During the first week of the new year, mortgage rates plummeted as domestic economic data reports were positive but foreign news was less encouraging. The average rate on a 30-year fixed rate mortgage (FRM) sank to 3.73 percent, excluding fees, down from 3.87 percent the week before. The rate on a 15-year FRM fell to 3.05 percent, from 3.15 percent and the one-year adjustable rate mortgage (ARM) slipped to an average rate of 2.39 percent from 2.40 percent.
“Mortgage rates fell to begin the year as 10-year Treasury yields slid beneath 2 percent for the first time in three months,” commented Freddie Mac vice president and chief economist Frank Nothaft. “Meanwhile, the Fed minutes indicated ongoing discussion regarding the timing of the first rate hike. Of the few economic releases this week, ADP Research Institute reports the private sector added an estimated 241,000 jobs in December, which exceeded market expectations and followed an upward revision of 19,000 jobs in November.”
The next week rates fell in another avalanche, with the 30-year FRM rate crashing to 3.66 percent, the 15-year FRM falling to 2.98 percent and the one-year ARM declined to 2.37 percent.
The downward trend continued into the third week, as inflation slowed at home.
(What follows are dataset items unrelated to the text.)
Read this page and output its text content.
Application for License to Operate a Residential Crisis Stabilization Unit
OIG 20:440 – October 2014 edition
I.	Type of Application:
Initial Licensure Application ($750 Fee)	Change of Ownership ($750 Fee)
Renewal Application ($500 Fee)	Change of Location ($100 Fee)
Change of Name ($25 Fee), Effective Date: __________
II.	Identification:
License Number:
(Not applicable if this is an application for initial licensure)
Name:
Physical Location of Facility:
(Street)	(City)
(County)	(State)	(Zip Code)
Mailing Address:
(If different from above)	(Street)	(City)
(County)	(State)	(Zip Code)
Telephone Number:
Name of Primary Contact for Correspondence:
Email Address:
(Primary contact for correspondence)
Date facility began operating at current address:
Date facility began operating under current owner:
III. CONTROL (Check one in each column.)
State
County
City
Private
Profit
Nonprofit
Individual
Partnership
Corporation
The 30-year FRM rate decreased to 3.63 percent, the 15-year FRM rate plunged to 2.93 percent and the one-year ARM was static at 2.37 percent.
“Mortgage rates continued to fall, albeit at a slower pace…,” said Nothaft. “Housing starts picked up in December coming in at a seasonally adjusted 1.089 million unit pace and beating market expectations. Meanwhile, the drop in energy prices pushed the Producer Price Index down 0.3 percent for December and the Consumer Price Index fell 0.4 percent."
Rates made their only increase during the last week of the month. The average rate on the 30-year FRM rise to 3.66 percent, the 15-year FRM rate jumped to 2.98 percent and the one-year ARM inched up to 2.38 percent.
All the economic data coming from abroad has been pulling rates down and there is little on the horizon to make one think that much will change in the coming month. Greece continues to struggle with its debt issues and Russia’s economy is still hurting from plunging oil prices. Unless there is some significantly positive news on the home front, mortgage rates are likely to continue a slow decline through March.